I wouldn't do that for a few reasons. First and foremost is the cost, both for the hardware and the service. I also don't like anyone, and I mean anyone, having access to my systems and hardware. At work, I'm the only lawyer who uses all his own hardware (I have laptop, three monitors, three printers and a host of other gear, all my own personal property). My laptop isn't on the firm domain, though I can access the firm's servers and printers (we use Active Directory), and I don't allow the IT people to access my laptop for remote administration (which is moot, anyway, because there is nothing I'd let them administer). With respect to disaster recovery, there have been server crashes from time to time at my firm -- not surprisingly, I'm the only one who can keep working through them. :)

My home system is not a business system, nor is it suitable for a business. It is, and always has been, a home computer system and for that works very well.

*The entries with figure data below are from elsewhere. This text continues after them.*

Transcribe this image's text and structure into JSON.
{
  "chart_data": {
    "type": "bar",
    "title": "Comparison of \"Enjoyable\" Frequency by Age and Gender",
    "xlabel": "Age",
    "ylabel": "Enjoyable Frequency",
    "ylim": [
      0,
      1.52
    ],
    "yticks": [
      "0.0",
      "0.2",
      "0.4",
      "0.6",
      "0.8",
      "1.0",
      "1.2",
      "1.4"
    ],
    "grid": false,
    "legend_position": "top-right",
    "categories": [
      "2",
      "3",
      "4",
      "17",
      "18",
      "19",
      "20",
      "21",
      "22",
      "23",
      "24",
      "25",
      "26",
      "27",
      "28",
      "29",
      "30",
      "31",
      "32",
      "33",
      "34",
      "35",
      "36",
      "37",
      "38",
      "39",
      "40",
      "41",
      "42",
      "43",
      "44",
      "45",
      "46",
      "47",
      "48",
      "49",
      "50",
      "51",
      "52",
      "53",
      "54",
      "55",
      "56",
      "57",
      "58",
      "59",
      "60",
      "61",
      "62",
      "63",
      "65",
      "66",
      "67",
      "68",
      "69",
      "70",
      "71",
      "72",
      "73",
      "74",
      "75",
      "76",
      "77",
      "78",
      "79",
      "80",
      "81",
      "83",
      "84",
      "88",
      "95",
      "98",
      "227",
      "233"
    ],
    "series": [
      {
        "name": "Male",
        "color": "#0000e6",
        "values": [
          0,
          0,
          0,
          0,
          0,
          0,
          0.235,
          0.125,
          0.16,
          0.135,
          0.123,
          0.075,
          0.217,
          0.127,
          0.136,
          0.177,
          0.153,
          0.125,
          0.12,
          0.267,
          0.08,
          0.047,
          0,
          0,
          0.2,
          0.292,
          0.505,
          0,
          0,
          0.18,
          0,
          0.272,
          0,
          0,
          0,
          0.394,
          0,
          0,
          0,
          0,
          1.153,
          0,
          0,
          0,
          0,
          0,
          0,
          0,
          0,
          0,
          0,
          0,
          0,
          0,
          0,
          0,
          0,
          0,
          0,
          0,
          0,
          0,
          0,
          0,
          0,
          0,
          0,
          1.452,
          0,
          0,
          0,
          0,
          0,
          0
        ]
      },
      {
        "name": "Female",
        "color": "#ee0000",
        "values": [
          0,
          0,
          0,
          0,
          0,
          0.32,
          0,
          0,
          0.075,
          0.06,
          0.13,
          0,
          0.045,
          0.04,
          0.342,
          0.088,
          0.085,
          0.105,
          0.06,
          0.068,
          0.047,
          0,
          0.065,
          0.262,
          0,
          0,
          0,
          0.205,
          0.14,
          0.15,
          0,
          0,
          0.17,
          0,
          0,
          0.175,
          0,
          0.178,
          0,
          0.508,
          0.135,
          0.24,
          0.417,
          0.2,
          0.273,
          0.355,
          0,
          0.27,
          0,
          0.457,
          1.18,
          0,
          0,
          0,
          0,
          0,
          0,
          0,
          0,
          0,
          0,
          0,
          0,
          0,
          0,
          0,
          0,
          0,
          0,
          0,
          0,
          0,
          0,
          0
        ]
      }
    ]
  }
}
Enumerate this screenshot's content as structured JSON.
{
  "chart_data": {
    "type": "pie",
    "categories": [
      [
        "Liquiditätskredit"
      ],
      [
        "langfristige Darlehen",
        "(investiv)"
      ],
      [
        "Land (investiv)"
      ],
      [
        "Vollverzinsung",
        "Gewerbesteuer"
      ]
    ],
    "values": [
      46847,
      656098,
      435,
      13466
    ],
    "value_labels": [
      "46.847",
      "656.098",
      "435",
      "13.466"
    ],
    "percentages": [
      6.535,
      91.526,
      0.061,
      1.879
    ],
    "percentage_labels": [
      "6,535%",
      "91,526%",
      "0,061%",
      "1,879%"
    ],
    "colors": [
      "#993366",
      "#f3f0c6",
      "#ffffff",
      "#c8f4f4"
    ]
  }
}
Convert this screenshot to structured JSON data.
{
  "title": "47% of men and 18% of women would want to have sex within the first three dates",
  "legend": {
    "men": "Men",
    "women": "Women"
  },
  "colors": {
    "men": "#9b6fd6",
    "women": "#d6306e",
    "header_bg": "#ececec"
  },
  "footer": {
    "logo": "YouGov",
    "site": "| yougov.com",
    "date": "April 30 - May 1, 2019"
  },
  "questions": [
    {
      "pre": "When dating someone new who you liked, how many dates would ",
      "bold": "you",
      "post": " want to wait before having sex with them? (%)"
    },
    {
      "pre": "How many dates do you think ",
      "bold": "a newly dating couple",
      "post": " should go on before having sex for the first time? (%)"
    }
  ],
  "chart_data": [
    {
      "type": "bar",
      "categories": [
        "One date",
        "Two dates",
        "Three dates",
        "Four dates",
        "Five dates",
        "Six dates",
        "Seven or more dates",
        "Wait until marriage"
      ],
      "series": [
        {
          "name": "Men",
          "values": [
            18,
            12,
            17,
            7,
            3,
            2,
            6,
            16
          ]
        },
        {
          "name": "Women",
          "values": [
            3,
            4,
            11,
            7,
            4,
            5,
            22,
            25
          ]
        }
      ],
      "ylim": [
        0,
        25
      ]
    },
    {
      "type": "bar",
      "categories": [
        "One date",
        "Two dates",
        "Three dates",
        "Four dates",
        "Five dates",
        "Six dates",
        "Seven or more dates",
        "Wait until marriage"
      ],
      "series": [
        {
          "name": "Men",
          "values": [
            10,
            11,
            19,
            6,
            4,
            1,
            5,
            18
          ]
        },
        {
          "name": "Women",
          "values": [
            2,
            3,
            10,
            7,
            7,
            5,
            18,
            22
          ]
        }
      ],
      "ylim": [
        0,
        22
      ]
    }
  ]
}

Especially knowing they could back up to a place offsite and now you get a disaster recovery in the mix. But that is probably your next step to improve what you have.
I already have off-site backup, done nightly, for most of my data. The only thing preventing me from doing off-site backup for everything is the speed of my internet connection and the cost of backing up truly enormous blocks of data on a regular basis. However, even my huge files (audio and video) get backed up off-site monthly.

I would like my LAN to be faster, but solutions for greater than gigabit are too expensive -- I'd have to replace all of NICs, get a new switch (I have a 24-port unmanaged switch from Netgear that works just fine), and get a new router, all of which would be prohibitive. When I get around to, I'll buy 8 2-terabyte drives and upgrade my NASes to 6-terabytes each of RAID 5 -- these boxes won't support larger than 2-terabyte drives.

Aside from that, I'll be upgrading the MB on my editing computer at some point, probably with an i7 quad core, and 16 gig of RAM. Otherwise, I'm satisfied with my system.